The side effects from shingles shot include some muscle ache around the injection site, fatigue, and headaches among others. 

Even though these symptoms are seemingly unpleasant, they don’t last long. Having a shingles shot is essential in lowering the risk of developing shingles. Two dosages are taken six months apart. 

By getting the shingles shot, you will reduce the chances of getting shingles and the complications that can come with it. But what are the side effects of the shingles shot? And is it worth it? Let’s have a look. 

Side Effects After Shingles Shot

The shingles shot is an intramuscular injection. Most people will experience only mild to moderate pain after having the shingles shot administered. 

  • Your arm will ache for anywhere from 1-3 days. The area around the injection site will have some mild swelling and redness. 
  • You might experience a headache, body ache, and tiredness. 
  • Shivering, fever, stomach pain, upset stomach, and nausea are also common side effects after having taken the shot.
  • Make sure to take some paracetamol to help handle the pain right after having the shot administered. 

These side effects are normal, they help stimulate your immune system, and are not signs of an allergic reaction.

What Virus Causes Shingles?

The virus that causes chickenpox is the same virus that causes shingles. 

If you’ve recovered from chickenpox as a child, the virus will lay inactive in the nerve tissue around your spinal cord and brain. 

Years later, the virus may reactivate as shingles. Having the shingles shot taken can prevent this from occurring. 

Shingles is a viral infection that causes a painful rash. It usually appears as a strip of blisters on one side of your torso, head, or face. 

Although shingles isn’t life-threatening, it can be painful and uncomfortable. It makes your skin sensitive, and you may experience both burning and tingling. 

The shingles shot/vaccine can significantly reduce the risk of activating the dormant virus and developing shingles and other complications related to the viral infection. 

Chickenpox and the Shingles Vaccine

Because they’re related to the same virus, in some rare cases, people can develop chickenpox after having the shingles vaccine.

While this is a risk you should certainly be aware of, bear in mind that it’s incredibly unlikely to happen. You can only contract chickenpox once in your lifetime, so if you’ve had it before, there’s no need to worry. 

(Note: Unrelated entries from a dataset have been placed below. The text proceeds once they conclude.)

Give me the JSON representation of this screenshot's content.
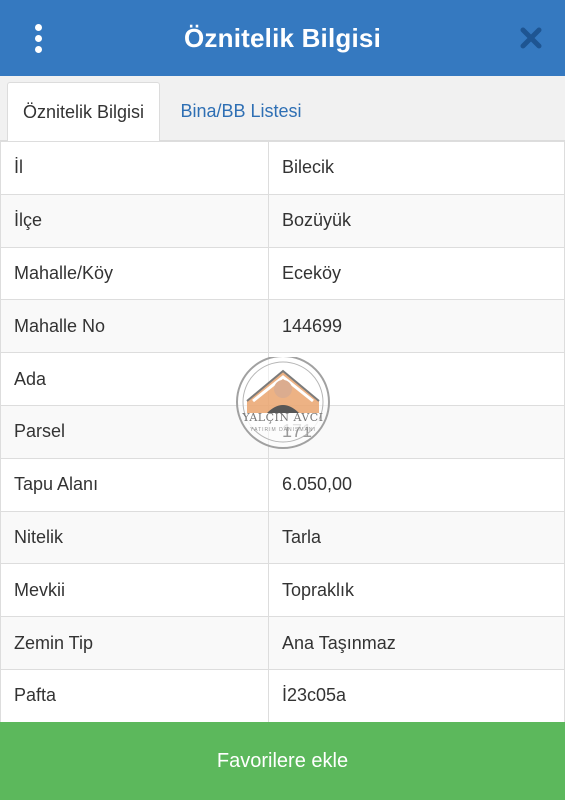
{
  "header": {
    "title": "Öznitelik Bilgisi",
    "menu_icon": "kebab-menu-icon",
    "close_icon": "close-icon",
    "background": "#3579c0"
  },
  "tabs": [
    {
      "label": "Öznitelik Bilgisi",
      "active": true
    },
    {
      "label": "Bina/BB Listesi",
      "active": false
    }
  ],
  "attributes": [
    {
      "key": "İl",
      "value": "Bilecik"
    },
    {
      "key": "İlçe",
      "value": "Bozüyük"
    },
    {
      "key": "Mahalle/Köy",
      "value": "Eceköy"
    },
    {
      "key": "Mahalle No",
      "value": "144699"
    },
    {
      "key": "Ada",
      "value": ""
    },
    {
      "key": "Parsel",
      "value": "171"
    },
    {
      "key": "Tapu Alanı",
      "value": "6.050,00"
    },
    {
      "key": "Nitelik",
      "value": "Tarla"
    },
    {
      "key": "Mevkii",
      "value": "Topraklık"
    },
    {
      "key": "Zemin Tip",
      "value": "Ana Taşınmaz"
    },
    {
      "key": "Pafta",
      "value": "İ23c05a"
    }
  ],
  "watermark": {
    "name": "YALÇIN AVCI",
    "tagline": "YATIRIM DANIŞMANI"
  },
  "footer": {
    "button_label": "Favorilere ekle",
    "color": "#5cb85c"
  }
}
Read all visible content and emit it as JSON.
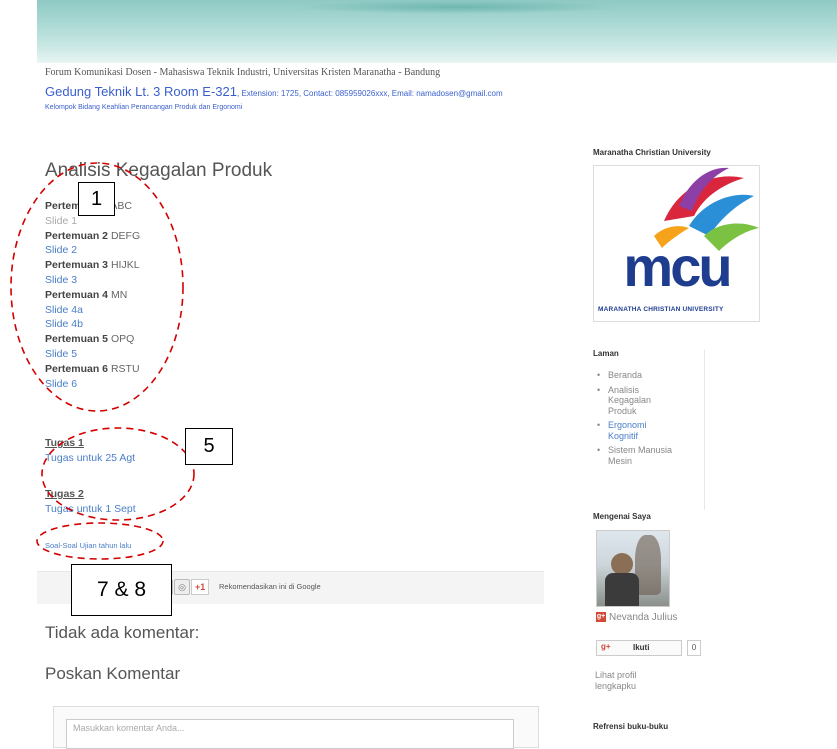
{
  "header": {
    "forum_line": "Forum Komunikasi Dosen - Mahasiswa Teknik Industri, Universitas Kristen Maranatha - Bandung",
    "location": "Gedung Teknik Lt. 3 Room E-321",
    "contact": ", Extension: 1725, Contact: 085959026xxx, Email: namadosen@gmail.com",
    "group": "Kelompok Bidang Keahlian Perancangan Produk dan Ergonomi"
  },
  "post": {
    "title": "Analisis Kegagalan Produk",
    "sessions": [
      {
        "label": "Pertemuan 1",
        "topic": "ABC",
        "slides": [
          "Slide 1"
        ]
      },
      {
        "label": "Pertemuan 2",
        "topic": "DEFG",
        "slides": [
          "Slide 2"
        ]
      },
      {
        "label": "Pertemuan 3",
        "topic": "HIJKL",
        "slides": [
          "Slide 3"
        ]
      },
      {
        "label": "Pertemuan 4",
        "topic": "MN",
        "slides": [
          "Slide 4a",
          "Slide 4b"
        ]
      },
      {
        "label": "Pertemuan 5",
        "topic": "OPQ",
        "slides": [
          "Slide 5"
        ]
      },
      {
        "label": "Pertemuan 6",
        "topic": "RSTU",
        "slides": [
          "Slide 6"
        ]
      }
    ],
    "tugas": [
      {
        "heading": "Tugas 1",
        "link": "Tugas untuk 25 Agt"
      },
      {
        "heading": "Tugas 2",
        "link": "Tugas untuk 1 Sept"
      }
    ],
    "soal_link": "Soal-Soal Ujian tahun lalu",
    "share": {
      "gplus_label": "+1",
      "recommend_text": "Rekomendasikan ini di Google"
    },
    "no_comments": "Tidak ada komentar:",
    "post_comment": "Poskan Komentar",
    "comment_placeholder": "Masukkan komentar Anda..."
  },
  "sidebar": {
    "university_title": "Maranatha Christian University",
    "logo_text": "mcu",
    "logo_tagline": "MARANATHA CHRISTIAN UNIVERSITY",
    "pages_title": "Laman",
    "pages": [
      "Beranda",
      "Analisis Kegagalan Produk",
      "Ergonomi Kognitif",
      "Sistem Manusia Mesin"
    ],
    "about_title": "Mengenai Saya",
    "profile_name": "Nevanda Julius",
    "follow_label": "Ikuti",
    "follow_count": "0",
    "view_profile": "Lihat profil lengkapku",
    "books_title": "Refrensi buku-buku"
  },
  "annotations": {
    "label_1": "1",
    "label_5": "5",
    "label_78": "7 & 8"
  },
  "colors": {
    "link": "#4a7ec8",
    "annotation_ellipse": "#d40000",
    "banner": "#a9d8d3"
  }
}
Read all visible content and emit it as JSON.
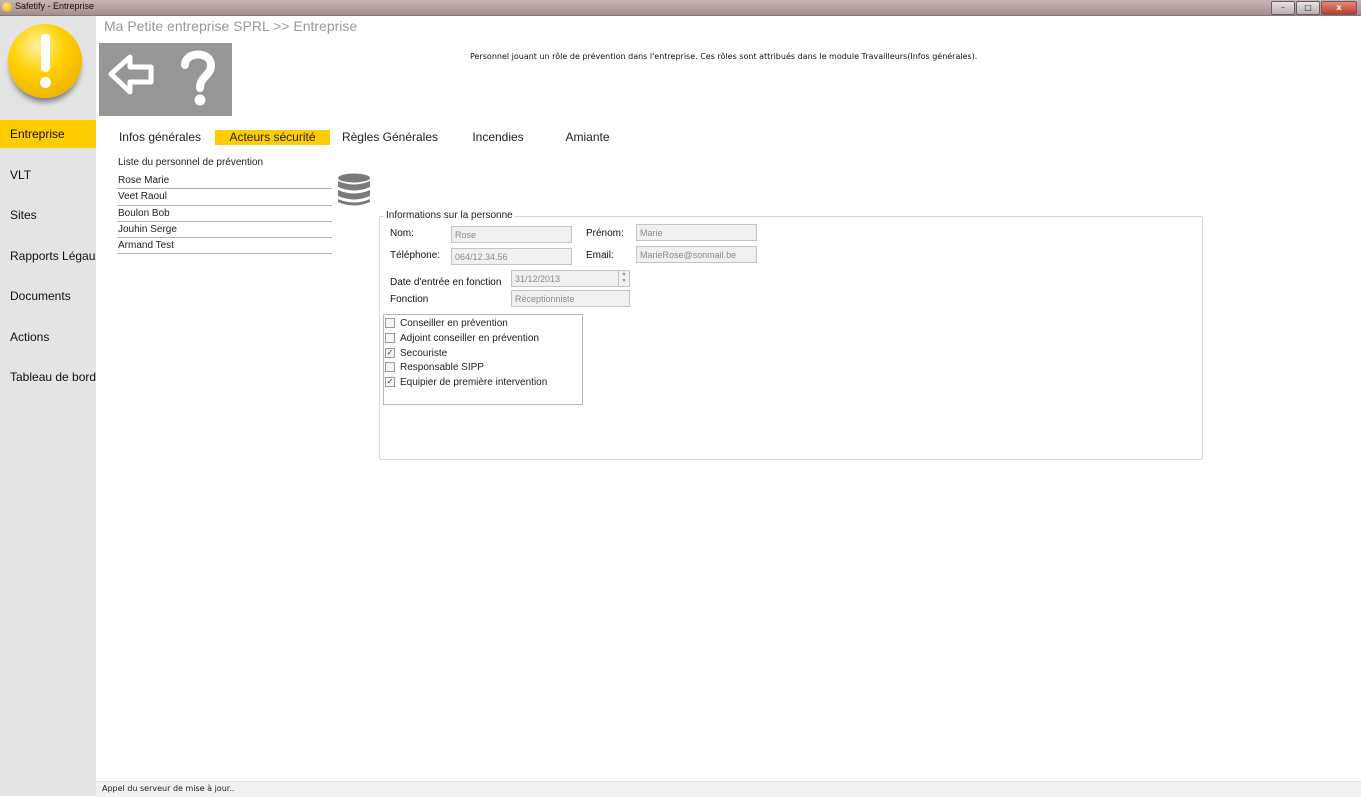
{
  "window": {
    "title": "Safetify - Entreprise",
    "controls": [
      "–",
      "□",
      "x"
    ]
  },
  "sidebar": {
    "items": [
      {
        "label": "Entreprise",
        "active": true
      },
      {
        "label": "VLT",
        "active": false
      },
      {
        "label": "Sites",
        "active": false
      },
      {
        "label": "Rapports Légaux",
        "active": false
      },
      {
        "label": "Documents",
        "active": false
      },
      {
        "label": "Actions",
        "active": false
      },
      {
        "label": "Tableau de bord",
        "active": false
      }
    ]
  },
  "header": {
    "breadcrumb": "Ma Petite entreprise SPRL >> Entreprise",
    "description": "Personnel jouant un rôle de prévention dans l'entreprise. Ces rôles sont attribués dans le module Travailleurs(Infos générales).",
    "toolbar": {
      "back_icon": "arrow-left-icon",
      "help_icon": "question-mark-icon"
    }
  },
  "tabs": [
    {
      "label": "Infos générales",
      "active": false
    },
    {
      "label": "Acteurs sécurité",
      "active": true
    },
    {
      "label": "Règles Générales",
      "active": false
    },
    {
      "label": "Incendies",
      "active": false
    },
    {
      "label": "Amiante",
      "active": false
    }
  ],
  "personnel": {
    "title": "Liste du personnel de prévention",
    "items": [
      "Rose Marie",
      "Veet Raoul",
      "Boulon Bob",
      "Jouhin Serge",
      "Armand Test"
    ],
    "db_icon": "database-icon"
  },
  "person_info": {
    "legend": "Informations sur la personne",
    "nom_label": "Nom:",
    "nom_value": "Rose",
    "prenom_label": "Prénom:",
    "prenom_value": "Marie",
    "telephone_label": "Téléphone:",
    "telephone_value": "064/12.34.56",
    "email_label": "Email:",
    "email_value": "MarieRose@sonmail.be",
    "date_label": "Date d'entrée en fonction",
    "date_value": "31/12/2013",
    "fonction_label": "Fonction",
    "fonction_value": "Réceptionniste",
    "roles": [
      {
        "label": "Conseiller en prévention",
        "checked": false
      },
      {
        "label": "Adjoint conseiller en prévention",
        "checked": false
      },
      {
        "label": "Secouriste",
        "checked": true
      },
      {
        "label": "Responsable SIPP",
        "checked": false
      },
      {
        "label": "Equipier de première intervention",
        "checked": true
      }
    ]
  },
  "status": {
    "text": "Appel du serveur de mise à jour.."
  },
  "colors": {
    "accent": "#ffcc00",
    "sidebar_bg": "#e4e4e4",
    "toolbar_bg": "#969696"
  }
}
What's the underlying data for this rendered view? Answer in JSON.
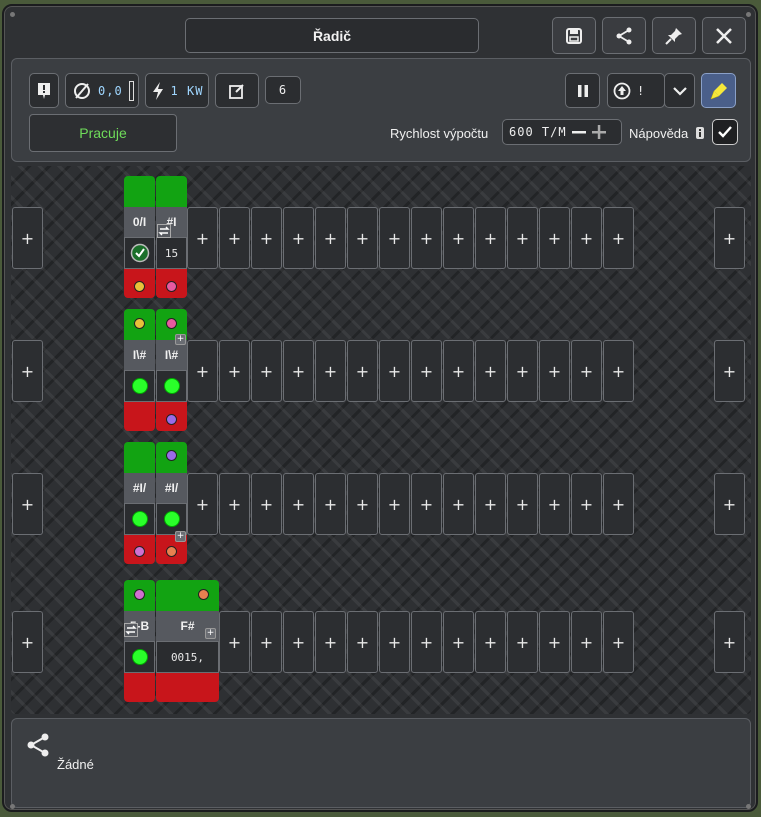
{
  "window": {
    "title": "Řadič"
  },
  "toolbar": {
    "consumption": "0,0",
    "power": "1 KW",
    "edit_value": "6",
    "speed_label": "Rychlost výpočtu",
    "speed_value": "600 T/M",
    "help_label": "Nápověda",
    "help_checked": true,
    "dropdown_value": "!"
  },
  "status": {
    "text": "Pracuje"
  },
  "program": {
    "blocks": [
      {
        "label": "0/I",
        "value": ""
      },
      {
        "label": "#I",
        "value": "15"
      },
      {
        "label": "I\\#",
        "value": ""
      },
      {
        "label": "#I/",
        "value": ""
      },
      {
        "label": "5-B",
        "value": ""
      },
      {
        "label": "F#",
        "value": "0015,"
      }
    ]
  },
  "footer": {
    "label": "Žádné"
  },
  "icons": {
    "save": "save-icon",
    "share": "share-icon",
    "pin": "pin-icon",
    "close": "close-icon",
    "info": "info-icon",
    "null": "null-icon",
    "power": "lightning-icon",
    "edit": "edit-icon",
    "pause": "pause-icon",
    "arrow": "arrow-up-icon",
    "chevron": "chevron-down-icon",
    "paint": "paint-icon"
  },
  "colors": {
    "status_green": "#6fdc5a",
    "block_green": "#12a312",
    "block_red": "#c8151b"
  }
}
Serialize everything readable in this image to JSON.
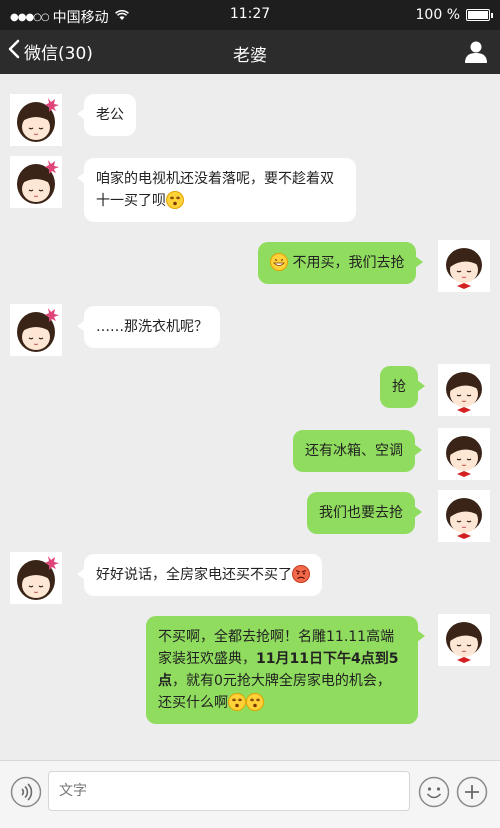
{
  "status": {
    "carrier": "中国移动",
    "time": "11:27",
    "battery": "100 %",
    "battery_level": 1.0
  },
  "nav": {
    "back_label": "微信(30)",
    "title": "老婆"
  },
  "messages": [
    {
      "from": "her",
      "text": "老公"
    },
    {
      "from": "her",
      "line1": "咱家的电视机还没着落呢，要不趁着双",
      "line2": "十一买了呗"
    },
    {
      "from": "me",
      "text": "不用买，我们去抢"
    },
    {
      "from": "her",
      "text": "……那洗衣机呢？"
    },
    {
      "from": "me",
      "text": "抢"
    },
    {
      "from": "me",
      "text": "还有冰箱、空调"
    },
    {
      "from": "me",
      "text": "我们也要去抢"
    },
    {
      "from": "her",
      "text": "好好说话，全房家电还买不买了"
    },
    {
      "from": "me",
      "l1": "不买啊，全都去抢啊！名雕11.11高端",
      "l2": "家装狂欢盛典，",
      "l2b": "11月11日下午4点到5",
      "l3b": "点",
      "l3": "，就有0元抢大牌全房家电的机会，",
      "l4": "还买什么啊"
    }
  ],
  "input": {
    "placeholder": "文字"
  }
}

Of those who are at risk, instances of developing shingles is only 1 in 10,000 individuals (0.001%). Still, if you’re at risk, you should monitor your symptoms closely and report any signs of chickenpox to your healthcare provider.

Allergies And The Shingles Vaccine

Equally rare but just as important is the possibility of having an allergic reaction to the shingles vaccine leading to anaphylaxis. The two major culprits behind allergic reactions to vaccines are gelatine and neomycin, a common antibiotic.

The list of ingredients in the Shingrix vaccine is long, so if you have allergies to other medications, it’s a good idea to speak to your healthcare provider to check that you’re safe to take it. 

It’s better to be safe than sorry, and your doctor should be able to advise you as to whether you’ll be safe or if you need to look for an alternative solution.

Who Should Get A Shingles Shot?

If you’re in good health and 50 years old or older, then you should get the shingles vaccine. 

Whether you’ve had shingles in the past or not, the shot will help prevent any further instances of shingles from cropping up. 

If you had chickenpox as a child, or even if you’re not sure if you’ve had it, it’s best to have the shot as a precautionary step. 

The vaccine has proven to be 90% successful in preventing shingles and its accompanying complications. It is 85% effective in people 70 years old or older. 

It’s always best to consult your healthcare provider before deciding to get the vaccine. 

If you are pregnant or breastfeeding, in ill-health, allergic to any of the vaccine ingredients, or have a weak immune system due to antibiotics or sickness, you should refrain from having the shot. 

If you currently have shingles, you should wait until after you’ve recovered before getting the vaccine. 

Which Vaccine Helps Prevent Shingles?

The Shingrix vaccine is the preferred vaccine of the medical community. It is licensed and recommended to help prevent the development of shingles. 

However, after four years, it’s not necessary to get a booster shot again. Once you’ve received your two initial shots, you’ll be immune. 


Making sure you’re vaccinated against shingles will save you from uncomfortable pain and unsightly rashes. But, as always, you need to be aware of the risks associated with your medical decisions. 

Nothing in life is ever completely without risk, and the shingles vaccine is the same. If you’re concerned with any of the side effects, we recommend speaking to your doctor and they’ll advise the best way forward.